He Was In the Closet

He was in the closet with me. I drew myself into the back corner of this closet in an attempt to get away from everyone; in order to get away from everything that was scary. I hid in my closet in order to be alone but he always found me.

I’ve been waiting until I was in the right frame of mind to write this particular post and this past week provided the perfect ground work.  I can’t remember another point in life where I was tempted to believe that God wasn’t real.  Before I started to follow Christ it wasn’t that I didn’t believe in His existence, it’s more that I just didn’t think about it.  So, when thoughts of “it’s just a fairy tale faith” came to mind recently it felt like a new emotion to me.  It was a frightening temptation that I knew if I succumb to, it would reshape my entire existence.  In serious situations I’m a person with a thick vocal filter; I think out an entire answer before I speak.  With that in mind, as I was bombarded with accusations of God’s inexistent power, amongst severe frustration with the pace of my recovery process and the pace of the world’s attack on trafficking, I couldn’t help but remember my childhood closet.

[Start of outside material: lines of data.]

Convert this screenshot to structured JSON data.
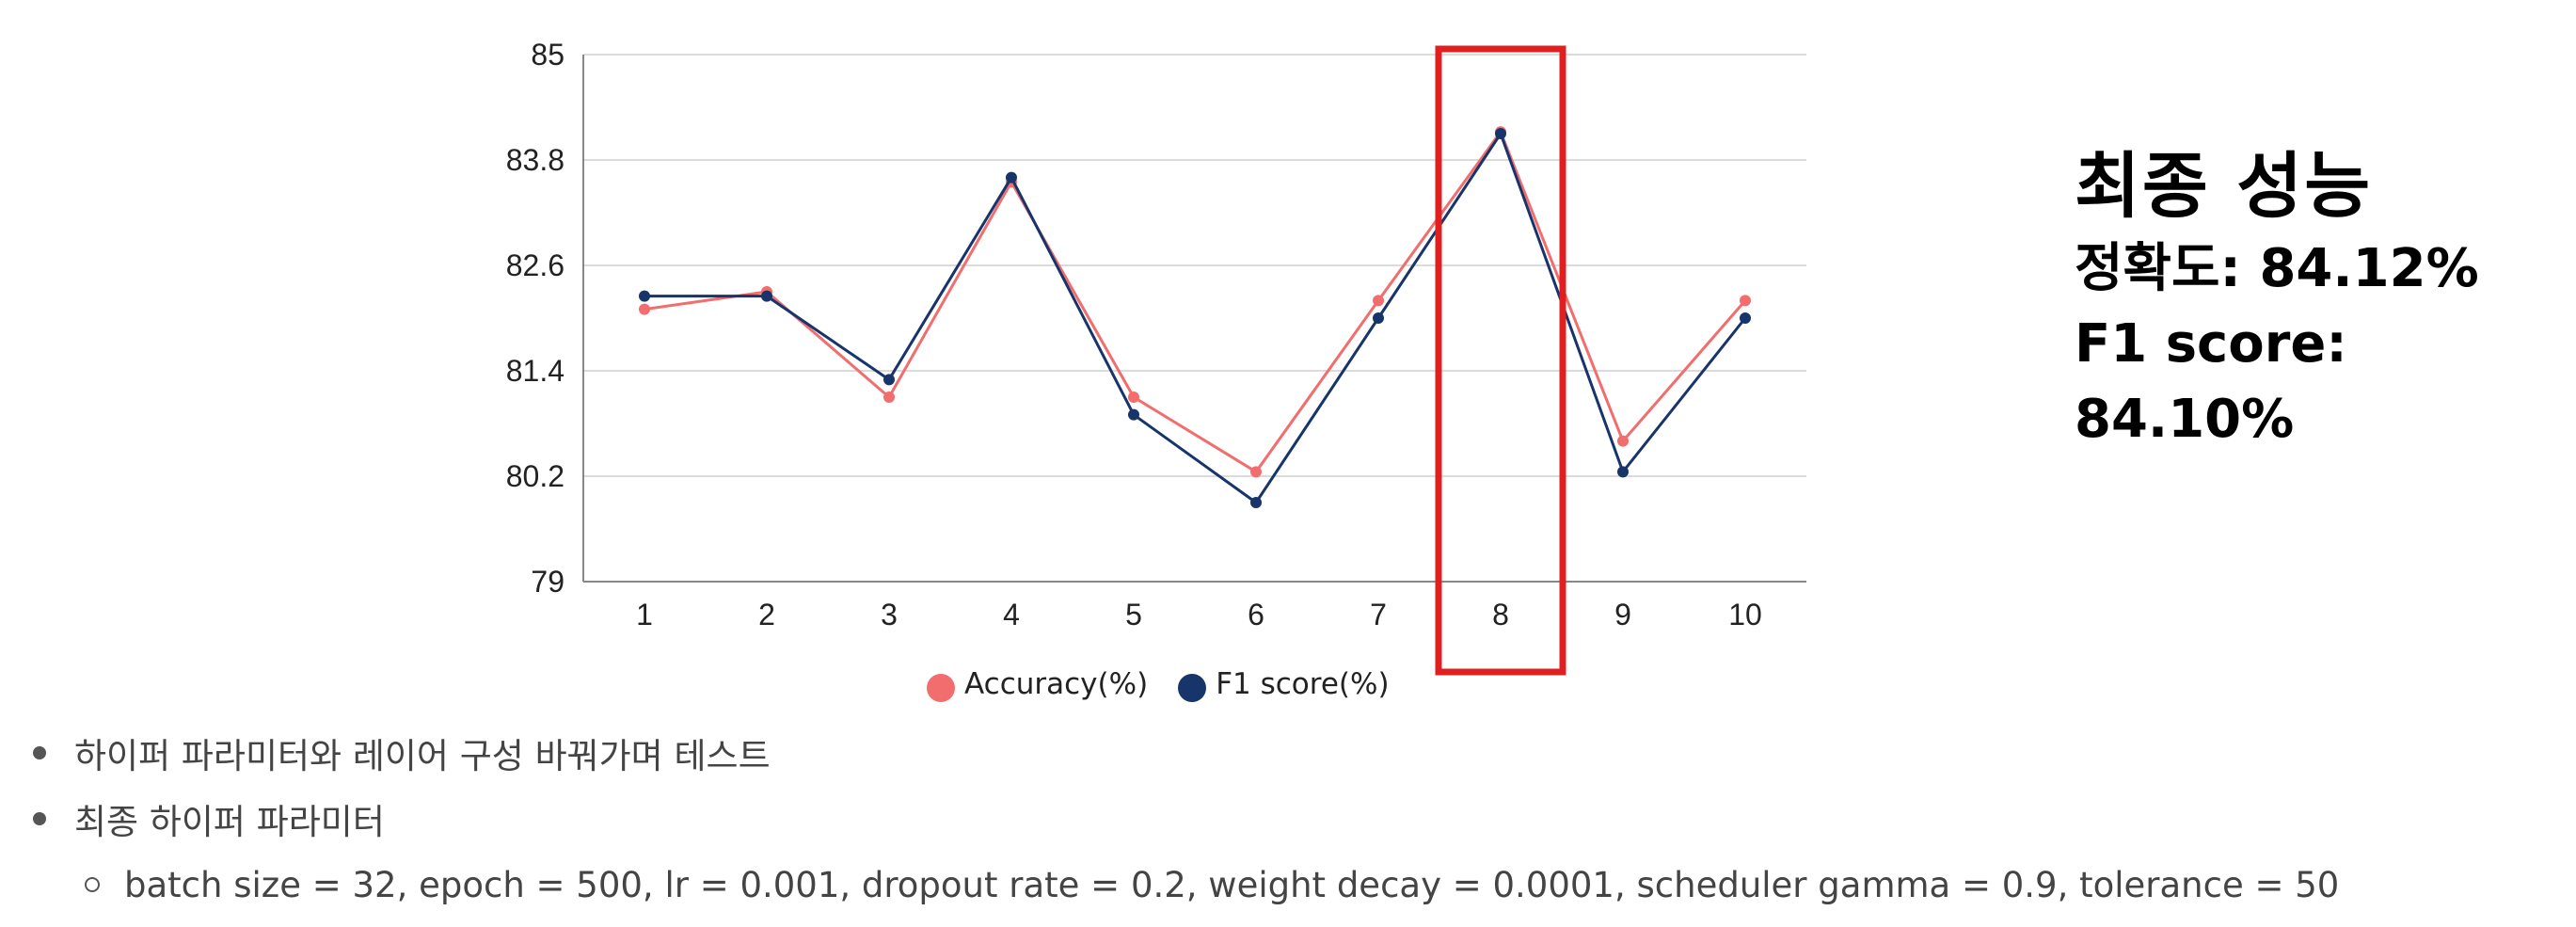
{
  "chart_data": {
    "type": "line",
    "categories": [
      "1",
      "2",
      "3",
      "4",
      "5",
      "6",
      "7",
      "8",
      "9",
      "10"
    ],
    "series": [
      {
        "name": "Accuracy(%)",
        "color": "#f26d6d",
        "values": [
          82.1,
          82.3,
          81.1,
          83.55,
          81.1,
          80.25,
          82.2,
          84.12,
          80.6,
          82.2
        ]
      },
      {
        "name": "F1 score(%)",
        "color": "#17346b",
        "values": [
          82.25,
          82.25,
          81.3,
          83.6,
          80.9,
          79.9,
          82.0,
          84.1,
          80.25,
          82.0
        ]
      }
    ],
    "ylim": [
      79,
      85
    ],
    "yticks": [
      {
        "value": 85,
        "label": "85"
      },
      {
        "value": 83.8,
        "label": "83.8"
      },
      {
        "value": 82.6,
        "label": "82.6"
      },
      {
        "value": 81.4,
        "label": "81.4"
      },
      {
        "value": 80.2,
        "label": "80.2"
      },
      {
        "value": 79,
        "label": "79"
      }
    ],
    "grid": true,
    "legend_position": "bottom",
    "highlight_category": "8",
    "highlight_color": "#e02020"
  },
  "summary": {
    "title": "최종 성능",
    "accuracy": "정확도: 84.12%",
    "f1": "F1 score: 84.10%"
  },
  "notes": {
    "bullet1": "하이퍼 파라미터와 레이어 구성 바꿔가며 테스트",
    "bullet2": "최종 하이퍼 파라미터",
    "sub1": "batch size = 32, epoch = 500, lr = 0.001, dropout rate = 0.2, weight decay = 0.0001, scheduler gamma = 0.9, tolerance = 50"
  }
}
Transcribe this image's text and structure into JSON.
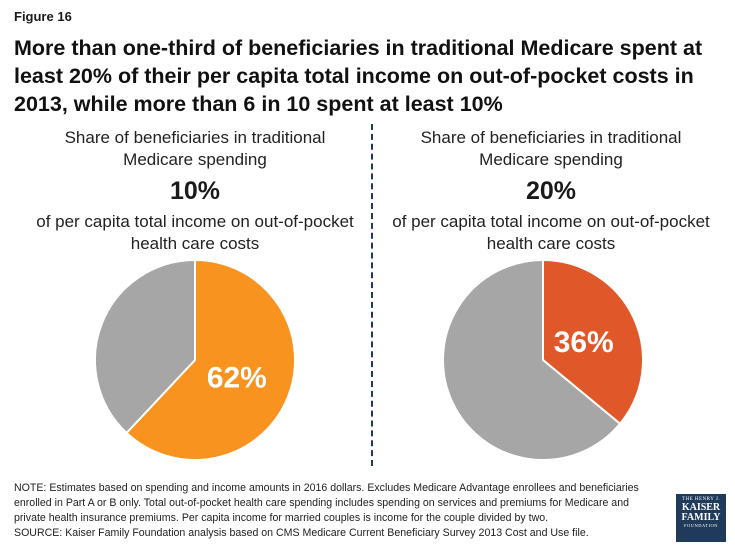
{
  "figure_label": "Figure 16",
  "title": "More than one-third of beneficiaries in traditional Medicare spent at least 20% of their per capita total income on out-of-pocket costs in 2013, while more than 6 in 10 spent at least 10%",
  "panels": [
    {
      "subtitle": "Share of beneficiaries in traditional Medicare spending",
      "threshold": "10%",
      "subtitle2": "of per capita total income on out-of-pocket health care costs"
    },
    {
      "subtitle": "Share of beneficiaries in traditional Medicare spending",
      "threshold": "20%",
      "subtitle2": "of per capita total income on out-of-pocket health care costs"
    }
  ],
  "chart_data": [
    {
      "type": "pie",
      "title": "10%",
      "values": [
        62,
        38
      ],
      "data_labels": [
        "62%",
        ""
      ],
      "colors": [
        "#F7931E",
        "#A6A6A6"
      ]
    },
    {
      "type": "pie",
      "title": "20%",
      "values": [
        36,
        64
      ],
      "data_labels": [
        "36%",
        ""
      ],
      "colors": [
        "#E0582A",
        "#A6A6A6"
      ]
    }
  ],
  "note": "NOTE: Estimates based on spending and income amounts in 2016 dollars. Excludes Medicare Advantage enrollees and beneficiaries enrolled in Part A or B only. Total out-of-pocket health care spending includes spending on services and premiums for Medicare and private health insurance premiums. Per capita income for married couples is income for the couple divided by two.",
  "source": "SOURCE: Kaiser Family Foundation analysis based on CMS Medicare Current Beneficiary Survey 2013 Cost and Use file.",
  "logo": {
    "line1": "THE HENRY J.",
    "line2a": "KAISER",
    "line2b": "FAMILY",
    "line3": "FOUNDATION"
  }
}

I hid in my closet in order to be alone but he always found me.  I had a large stuffed animal in my closet as a kid.  It was one of my few fun possessions and I cherished it for years past its expiration date.  There were holes in the neck and foot and base of it’s floppy ear.  Soft pellets even poured out of these holes if you handed it too roughly.  The toy doubled as a play figure and as a step stool.  It appeared in periodic dreams and even story books I’d try to create.  It was such a friend to me.  My favorite part about this stuffed animal though was that when life felt particularly lacking, I would creep into the closet, close the door, crawl into it’s lap, wrap the plush arms around me and pretend to get the biggest hug in the world.  That stuffed lap was my safety zone, a reality time-out.

What I found happening sooner than later was quiet strange.  As if ripped from a page of children’s literature, I one day felt this toy’s arms start to hug me back.  Reason it as you will, but I would no longer have to hold its arms up around mine with my own hands.  The arms would stay in position and actually squeeze comfort into my heart.

I know, I know… it’s absurd sounding but in was in that closet that I met Jesus as he’d sit, physically embodied and hold me as I hid in my tears.  It was Jesus but I just didn’t know Him yet by name.  I’d crawl into that closet for compassion and care.  It was constantly offered as Christ met me there and was translated into a medium safe and simply enough for a child to understand– the arms of a stuffed animal.  It was those moments that taught me the feeling of companionship.  Those moments taught me that I was not alone and that there was someone/something out there that loved me even if I didn’t have all of the details.  It was years later that the Gospel of Christ was finally explained to me.  I felt at that time as though God gently walked up, stuck out his hand and said, “I believe we have met before– you know, in the closet– but I’ve never properly been introduced… my name is Jesus.”  Simple as that.

You see, in these recent moments where I was fighting to maintain my life and my faith, it was the memory of those hugs that I could not escape.  I hid in my closet in order to be alone but he always found me... How could that moment have been real if God wasn’t real?  That’s what I clung to and that’s what ultimately what made up my mind.  God is who He says He is, no matter the trauma– the end.

May this blog serve as an education to those who do not yet know or understand the atrocities of trafficking and may it serve as an encouragement to those who understand it all too well.